Gullar, qui n'a lui-même jamais eu ni femme ni enfant, prend la décision de rentrer à Phnom Penh dans les années 90. Se lissant la barbe d'une main tout en dévorant du regard la lente animation de la rue depuis son fauteuil, il pointe à nouveau le cimetière du doigt en réponse aux questions non fondées : "Pourquoi ne suis-je pas resté au Pakistan ? Mais parce que chez moi c'est ici, et ça l'a toujours été !"

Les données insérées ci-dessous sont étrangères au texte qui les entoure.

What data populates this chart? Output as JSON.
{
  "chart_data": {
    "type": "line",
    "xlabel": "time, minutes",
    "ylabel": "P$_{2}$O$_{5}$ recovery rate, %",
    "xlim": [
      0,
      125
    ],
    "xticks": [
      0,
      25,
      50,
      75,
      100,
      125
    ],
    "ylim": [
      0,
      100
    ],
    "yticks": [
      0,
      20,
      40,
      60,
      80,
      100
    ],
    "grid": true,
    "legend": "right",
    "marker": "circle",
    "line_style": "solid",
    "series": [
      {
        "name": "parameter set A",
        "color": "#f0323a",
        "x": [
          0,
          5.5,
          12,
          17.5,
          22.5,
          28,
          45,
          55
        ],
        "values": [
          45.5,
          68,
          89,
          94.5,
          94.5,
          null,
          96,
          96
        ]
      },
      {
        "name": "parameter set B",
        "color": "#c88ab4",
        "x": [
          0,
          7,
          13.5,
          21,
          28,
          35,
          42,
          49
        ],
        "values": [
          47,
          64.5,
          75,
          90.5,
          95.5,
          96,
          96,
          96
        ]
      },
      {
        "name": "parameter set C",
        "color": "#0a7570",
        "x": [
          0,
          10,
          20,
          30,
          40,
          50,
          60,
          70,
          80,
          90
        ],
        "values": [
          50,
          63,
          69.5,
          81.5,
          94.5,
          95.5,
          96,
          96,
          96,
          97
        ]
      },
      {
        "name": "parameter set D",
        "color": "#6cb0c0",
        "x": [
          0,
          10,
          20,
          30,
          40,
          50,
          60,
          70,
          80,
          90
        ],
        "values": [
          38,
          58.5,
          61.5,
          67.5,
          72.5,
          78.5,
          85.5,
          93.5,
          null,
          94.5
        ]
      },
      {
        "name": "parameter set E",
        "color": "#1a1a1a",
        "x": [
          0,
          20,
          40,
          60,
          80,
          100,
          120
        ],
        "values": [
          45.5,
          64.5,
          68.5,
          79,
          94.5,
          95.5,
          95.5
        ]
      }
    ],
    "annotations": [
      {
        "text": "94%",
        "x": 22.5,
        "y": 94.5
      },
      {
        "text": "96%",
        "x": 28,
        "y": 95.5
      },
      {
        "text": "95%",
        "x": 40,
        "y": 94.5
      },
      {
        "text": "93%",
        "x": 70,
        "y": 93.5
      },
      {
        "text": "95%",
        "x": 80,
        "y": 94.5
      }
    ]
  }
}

Les Phnompenhois ne sauraient oublier cette dynamique communauté indo-musulmane. Au-delà de la mosquée de Tuol Tompong. La ville reste marquée de leur présence. Ne serait-ce que par la rue 21,  baptisée rue "Okhna Abdoul Carime" depuis les années 60 en hommage à l'un de ces grands "Ta arabes".

* Voir dans le lexique, disponible dans la rubrique "Clichés chams"

 

 


(1) Région pachtoune située au nord-ouest de l'actuel Pakistan et bordant l'Afghanistan (Retour au texte)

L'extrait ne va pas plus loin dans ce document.